4. Billie Holiday and Lester Young

Billie Holiday (left) at the Downbeat club, a jazz club in New York City, in 1947. Portrait of Lester Young (right) at the Famous Door in 1946. Images by William P. Gottlieb from the Library of Congress 

The connection between iconic jazz singer Billie Holiday and saxophonist Lester Young certainly isn’t an anomaly, as they came up right around the same time in the New York City jazz scene. But it’s mildly surprising how deep, lasting, and platonic their friendship was. Young and Holiday first met in jazz clubs around New York City such as the Lenox Lounge and eventually the Apollo theatre starting in 1934– the year Young moved to the city to join Fletcher Henderson’s group. That same year, Young moved in with Holiday into the Harlem Hotel when a rat was discovered running around his Harlem apartment.
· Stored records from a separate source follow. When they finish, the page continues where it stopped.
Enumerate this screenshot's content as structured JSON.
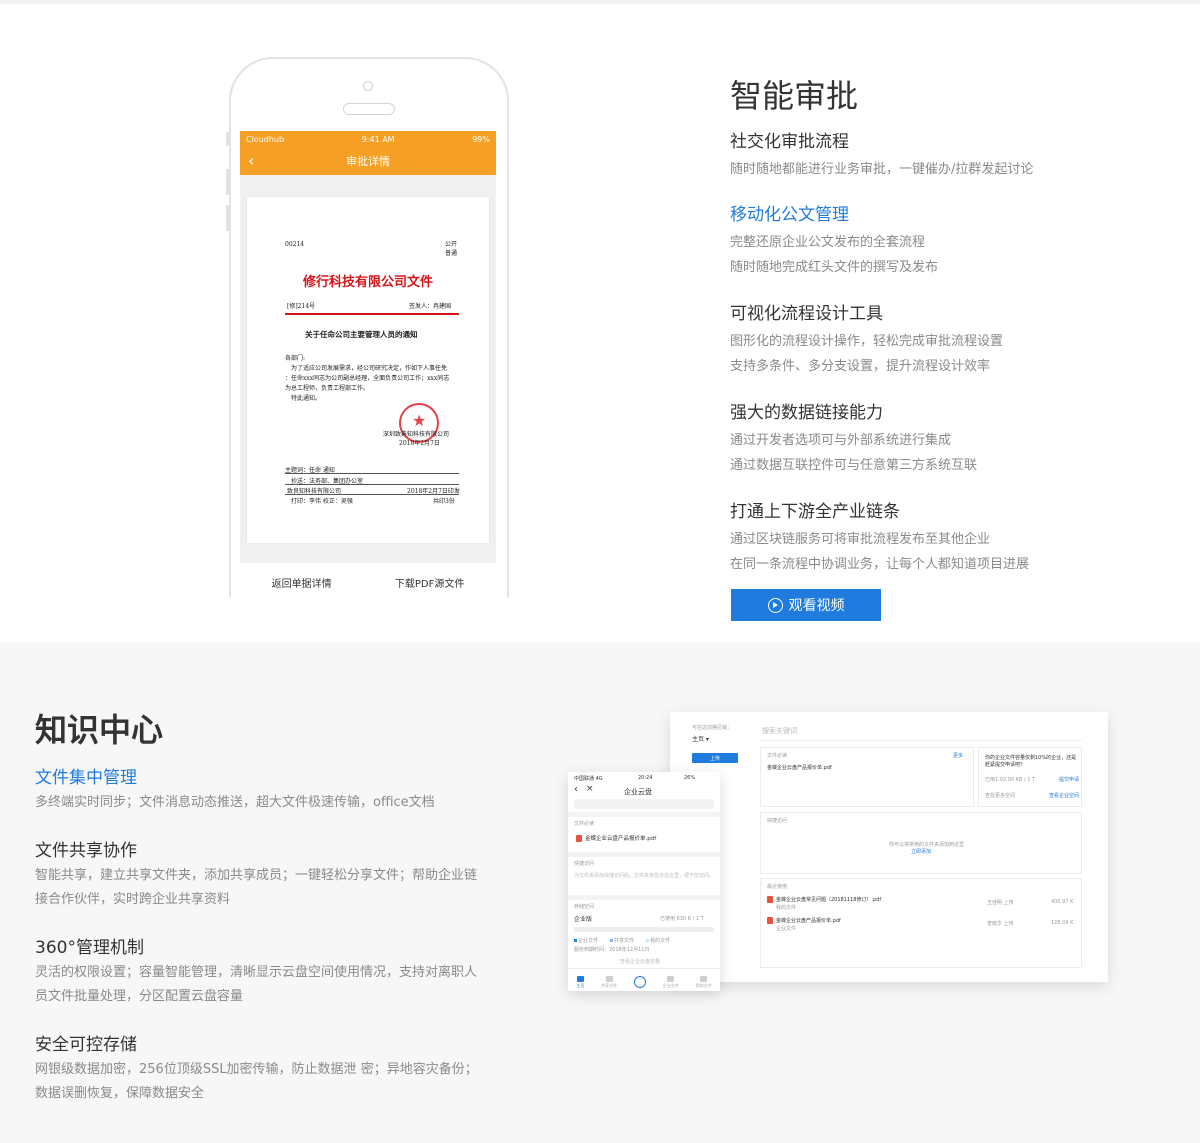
{
  "approval": {
    "title": "智能审批",
    "features": [
      {
        "heading": "社交化审批流程",
        "lines": [
          "随时随地都能进行业务审批，一键催办/拉群发起讨论"
        ]
      },
      {
        "heading": "移动化公文管理",
        "lines": [
          "完整还原企业公文发布的全套流程",
          "随时随地完成红头文件的撰写及发布"
        ]
      },
      {
        "heading": "可视化流程设计工具",
        "lines": [
          "图形化的流程设计操作，轻松完成审批流程设置",
          "支持多条件、多分支设置，提升流程设计效率"
        ]
      },
      {
        "heading": "强大的数据链接能力",
        "lines": [
          "通过开发者选项可与外部系统进行集成",
          "通过数据互联控件可与任意第三方系统互联"
        ]
      },
      {
        "heading": "打通上下游全产业链条",
        "lines": [
          "通过区块链服务可将审批流程发布至其他企业",
          "在同一条流程中协调业务，让每个人都知道项目进展"
        ]
      }
    ],
    "video_button": "观看视频",
    "phone": {
      "carrier": "Cloudhub",
      "time": "9:41 AM",
      "battery": "99%",
      "nav_title": "审批详情",
      "doc": {
        "number": "00214",
        "public": "公开",
        "normal": "普通",
        "company_title": "修行科技有限公司文件",
        "ref": "[修]214号",
        "signer": "签发人：冉建国",
        "subject": "关于任命公司主要管理人员的通知",
        "greeting": "各部门:",
        "body": [
          "为了适应公司发展需求，经公司研究决定，作如下人事任免",
          "：任命xxx同志为公司副总经理，全面负责公司工作；xxx同志",
          "为总工程师，负责工程部工作。",
          "特此通知。"
        ],
        "sign_company": "深圳致典知科技有限公司",
        "sign_date": "2018年2月7日",
        "topic": "主题词：任命 通知",
        "cc": "抄送：法务部、集团办公室",
        "issuer": "致良知科技有限公司",
        "issue_date": "2018年2月7日印发",
        "print": "打印：李伟 校正：吴强",
        "copies": "共印3份"
      },
      "bottom_left": "返回单据详情",
      "bottom_right": "下载PDF源文件"
    }
  },
  "knowledge": {
    "title": "知识中心",
    "features": [
      {
        "heading": "文件集中管理",
        "text": "多终端实时同步；文件消息动态推送，超大文件极速传输，office文档"
      },
      {
        "heading": "文件共享协作",
        "text": "智能共享，建立共享文件夹，添加共享成员；一键轻松分享文件；帮助企业链接合作伙伴，实时跨企业共享资料"
      },
      {
        "heading": "360°管理机制",
        "text": "灵活的权限设置；容量智能管理，清晰显示云盘空间使用情况，支持对离职人员文件批量处理，分区配置云盘容量"
      },
      {
        "heading": "安全可控存储",
        "text": "网银级数据加密，256位顶级SSL加密传输，防止数据泄 密；异地容灾备份；数据误删恢复，保障数据安全"
      }
    ],
    "desktop": {
      "switch_label": "可在这切换区域：",
      "area": "主页 ▾",
      "search_placeholder": "搜索关键词",
      "upload": "上传",
      "must_see": "文件必读",
      "more": "更多",
      "must_file": "金蝶企业云盘产品报价单.pdf",
      "notice": "你的企业文件容量仅剩10%的企业，还是赶紧提交申请吧？",
      "notice_date": "已用1.02.00 KB / 1 T",
      "apply": "提交申请",
      "space_label": "查找更多空间",
      "space_link": "查看企业空间",
      "quick": "快捷访问",
      "quick_empty": "你可以将常用的文件夹添加到这里",
      "quick_link": "立即添加",
      "recent": "最近使用",
      "recent_files": [
        {
          "name": "金蝶企业云盘常见问题（20181118修订）.pdf",
          "sub": "我的文件",
          "owner": "王佳明 上传",
          "size": "400.97 K"
        },
        {
          "name": "金蝶企业云盘产品报价单.pdf",
          "sub": "企业文件",
          "owner": "李晓华 上传",
          "size": "128.09 K"
        }
      ]
    },
    "mobile": {
      "carrier": "中国联通 4G",
      "time": "20:24",
      "battery": "26%",
      "title": "企业云盘",
      "must_see": "文件必读",
      "must_file": "金蝶企业云盘产品报价单.pdf",
      "quick": "快捷访问",
      "quick_empty": "为文件夹添加快捷访问后，文件夹将显示在这里，便于您访问。",
      "storage": "存储空间",
      "edition": "企业版",
      "used": "已使用 630 K / 1 T",
      "legend": [
        "企业文件",
        "共享文件",
        "我的文件"
      ],
      "expire": "服务到期时间：2018年12月11日",
      "view_space": "查看企业云盘容量",
      "recent": "最近使用",
      "tabs": [
        "主页",
        "共享文件",
        "",
        "企业文件",
        "我的文件"
      ]
    }
  },
  "colors": {
    "accent": "#1f7bde",
    "orange": "#f59f25",
    "red": "#d8141a"
  }
}
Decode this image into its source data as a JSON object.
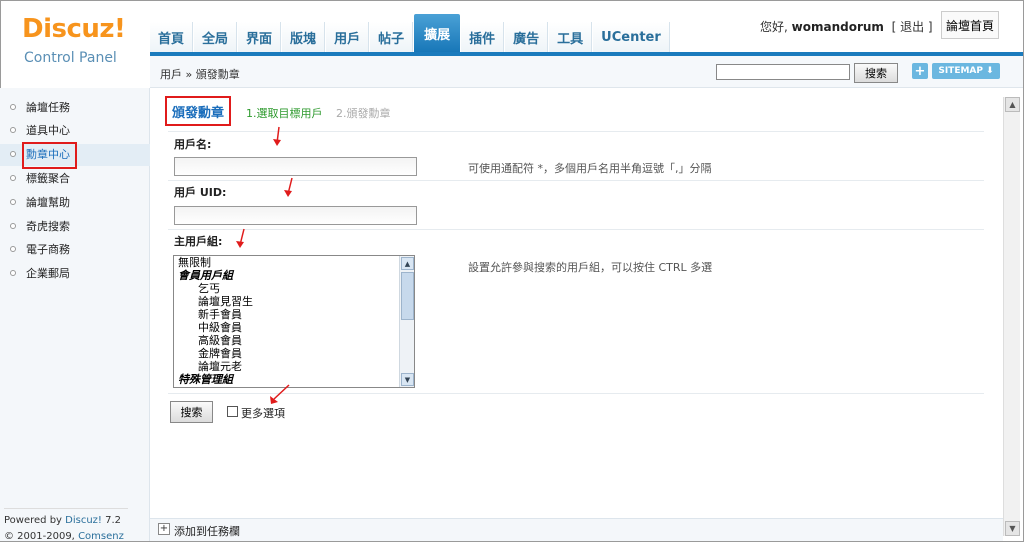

From that moment forward, their friendship took off in a way that was “publicly recognized during their lifetime.” It would be Young who coined the popular epithet for “Lady Day,” and then Holiday who would give Young his nickname “Prez.”

Together, they created some of Holiday’s earliest hits including A Sailboat in the Moonlight. This session, according to mutual friends and producer George Avakian, “is really the one that expresses their closeness musically and spiritually more than any other.”

Holiday and Young rose together, but would also unfortunately fall together as they both went on to fight insurmountable battles against drug and alcohol addition. The musicians died just two months apart in the summer of 1959.